PLACE PUBLIQUE > Rennes la vertueuse et Nantes plus tumultueuse, la comparaison vous semble juste?

JEAN-PIERRE PRANLAS-DESCOURS >
Il est vrai que Rennes garde toujours un peu cette image de « premier de la classe », capitale de la Bretagne par choix politique. Rennes sera donc toujours un peu le « bon élève » tandis que Nantes demeure la capitale historique. Et il est troublant que la géographie elle-même confirme ce profil. Il n’est pas jusqu’à l’adaptation au sol et l’organisation morphologique qui reflètent deux formes de pensée et deux mentalités différentes !

PLACE PUBLIQUE > Quel rapport à l’eau, et à leur fleuve, ces deux villes entretiennent-elles ?

JEAN-PIERRE PRANLAS-DESCOURS >
Sur ce plan-là, c’est une évidence: là où le fleuve tour à tour stabilise et déstabilise les développements nantais au fil des siècles, à Rennes on a couvert sans états d’âme la Vilaine pour en faire un parking. La rivière a été neutralisée, point.

PLACE PUBLIQUE > Comment se noue le rapport centre-périphérie au sein de ces deux agglomérations ?

JEAN-PIERRE PRANLAS-DESCOURS >
Quand je suis arrivé à Rennes il y a vingt ans, c’était une ville sans banlieue, extrêmement compacte, enserrée dans sa rocade avec seulement quelques quartiers excentrés. En revanche, à Nantes, Saint-Herblain et Rezé avaient atteint depuis longtemps déjà les 50 000 habitants sur un territoire qui s’équilibrait déjà différemment. À Rennes, le premier quartier qui était en train d’affirmer sa centralité-périphérique, si je puis dire, c’était Saint-Jacques-de-la-Lande à travers une centralité qui n’était plus liée au lotissement. Cesson-Sévigné existait déjà, mais sur le modèle un peu classique du lotissement cossu, tandis que Saint- Jacques construisait autre chose, quelque chose comme une prise de territoire autour d’une urbanité dense dans un rapport ambigu conjuguant extra-territorialité et intraterritorialité puisqu’une partie de Saint-Jacques se trouve à l’intérieur de la rocade de Rennes. Un territoire à la fois détaché et rattaché qui s’incarne dans le destin politique de l’ancien maire, Daniel Delaveau: il a inventé la ville à l’extérieur avant d’arriver aux commandes de la ville-centre. Son destin politique était en quelque sorte inscrit dans son projet intellectuel de donner un centre à Saint-Jacques.

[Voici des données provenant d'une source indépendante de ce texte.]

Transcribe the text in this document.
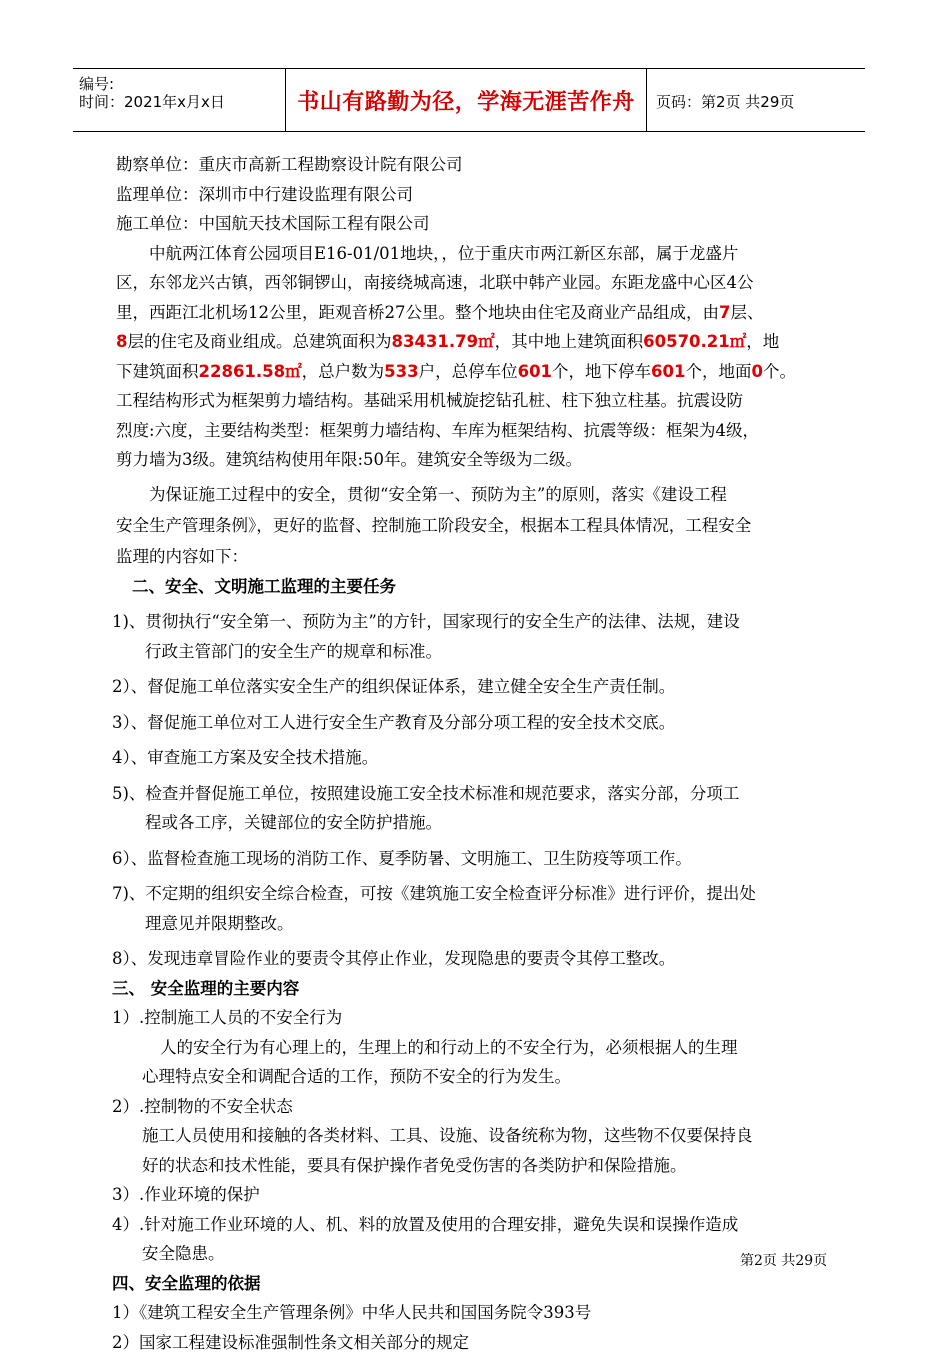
编号:
时间：2021年x月x日	书山有路勤为径，学海无涯苦作舟	页码：第2页 共29页
勘察单位：重庆市高新工程勘察设计院有限公司
监理单位：深圳市中行建设监理有限公司
施工单位：中国航天技术国际工程有限公司
中航两江体育公园项目E16-01/01地块，，位于重庆市两江新区东部，属于龙盛片
区，东邻龙兴古镇，西邻铜锣山，南接绕城高速，北联中韩产业园。东距龙盛中心区4公
里，西距江北机场12公里，距观音桥27公里。整个地块由住宅及商业产品组成，由7层、
8层的住宅及商业组成。总建筑面积为83431.79㎡，其中地上建筑面积60570.21㎡，地
下建筑面积22861.58㎡，总户数为533户，总停车位601个，地下停车601个，地面0个。
工程结构形式为框架剪力墙结构。基础采用机械旋挖钻孔桩、柱下独立柱基。抗震设防
烈度:六度，主要结构类型：框架剪力墙结构、车库为框架结构、抗震等级：框架为4级，
剪力墙为3级。建筑结构使用年限:50年。建筑安全等级为二级。
为保证施工过程中的安全，贯彻“安全第一、预防为主”的原则，落实《建设工程
安全生产管理条例》，更好的监督、控制施工阶段安全，根据本工程具体情况，工程安全
监理的内容如下：
二、安全、文明施工监理的主要任务
1)、贯彻执行“安全第一、预防为主”的方针，国家现行的安全生产的法律、法规，建设
行政主管部门的安全生产的规章和标准。
2）、督促施工单位落实安全生产的组织保证体系，建立健全安全生产责任制。
3）、督促施工单位对工人进行安全生产教育及分部分项工程的安全技术交底。
4）、审查施工方案及安全技术措施。
5)、检查并督促施工单位，按照建设施工安全技术标准和规范要求，落实分部，分项工
程或各工序，关键部位的安全防护措施。
6）、监督检查施工现场的消防工作、夏季防暑、文明施工、卫生防疫等项工作。
7)、不定期的组织安全综合检查，可按《建筑施工安全检查评分标准》进行评价，提出处
理意见并限期整改。
8）、发现违章冒险作业的要责令其停止作业，发现隐患的要责令其停工整改。
三、 安全监理的主要内容
1）.控制施工人员的不安全行为
人的安全行为有心理上的，生理上的和行动上的不安全行为，必须根据人的生理
心理特点安全和调配合适的工作，预防不安全的行为发生。
2）.控制物的不安全状态
施工人员使用和接触的各类材料、工具、设施、设备统称为物，这些物不仅要保持良
好的状态和技术性能，要具有保护操作者免受伤害的各类防护和保险措施。
3）.作业环境的保护
4）.针对施工作业环境的人、机、料的放置及使用的合理安排，避免失误和误操作造成
安全隐患。
四、安全监理的依据
1）《建筑工程安全生产管理条例》中华人民共和国国务院令393号
2）国家工程建设标准强制性条文相关部分的规定
第2页 共29页
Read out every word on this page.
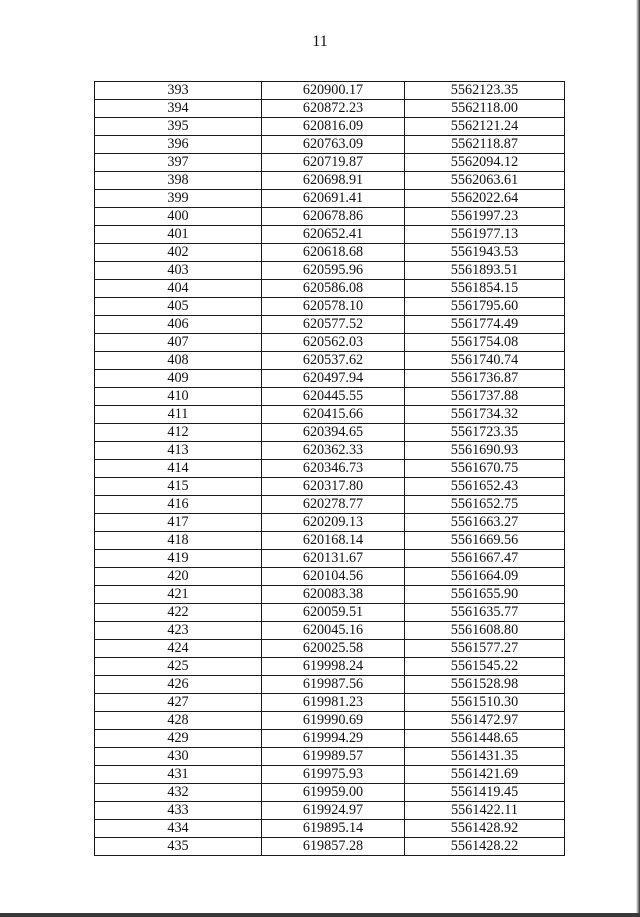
11
393	620900.17	5562123.35
394	620872.23	5562118.00
395	620816.09	5562121.24
396	620763.09	5562118.87
397	620719.87	5562094.12
398	620698.91	5562063.61
399	620691.41	5562022.64
400	620678.86	5561997.23
401	620652.41	5561977.13
402	620618.68	5561943.53
403	620595.96	5561893.51
404	620586.08	5561854.15
405	620578.10	5561795.60
406	620577.52	5561774.49
407	620562.03	5561754.08
408	620537.62	5561740.74
409	620497.94	5561736.87
410	620445.55	5561737.88
411	620415.66	5561734.32
412	620394.65	5561723.35
413	620362.33	5561690.93
414	620346.73	5561670.75
415	620317.80	5561652.43
416	620278.77	5561652.75
417	620209.13	5561663.27
418	620168.14	5561669.56
419	620131.67	5561667.47
420	620104.56	5561664.09
421	620083.38	5561655.90
422	620059.51	5561635.77
423	620045.16	5561608.80
424	620025.58	5561577.27
425	619998.24	5561545.22
426	619987.56	5561528.98
427	619981.23	5561510.30
428	619990.69	5561472.97
429	619994.29	5561448.65
430	619989.57	5561431.35
431	619975.93	5561421.69
432	619959.00	5561419.45
433	619924.97	5561422.11
434	619895.14	5561428.92
435	619857.28	5561428.22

PLACE PUBLIQUE > Le parallèle avec le parcours de Jean- Marc Ayrault est troublant…

JEAN-PIERRE PRANLAS-DESCOURS >
En effet, il a suivi ce même déplacement de Saint-Herblain à Nantes, mais dans des configurations urbaines et à travers des époques différentes. Et puis Rennes a toujours été à gauche alors que Jean-Marc Ayrault a succédé à un maire de droite. L’un est arrivé dans le conflit, l’autre dans la continuité, et je sens à Saint-Jacques une autre continuité bénéfique se dessiner entre Daniel Delaveau et son successeur Emmanuel Couet.

PLACE PUBLIQUE > Vous avez donc accompagné et planifié l’essor de cette « centralité périphérique »…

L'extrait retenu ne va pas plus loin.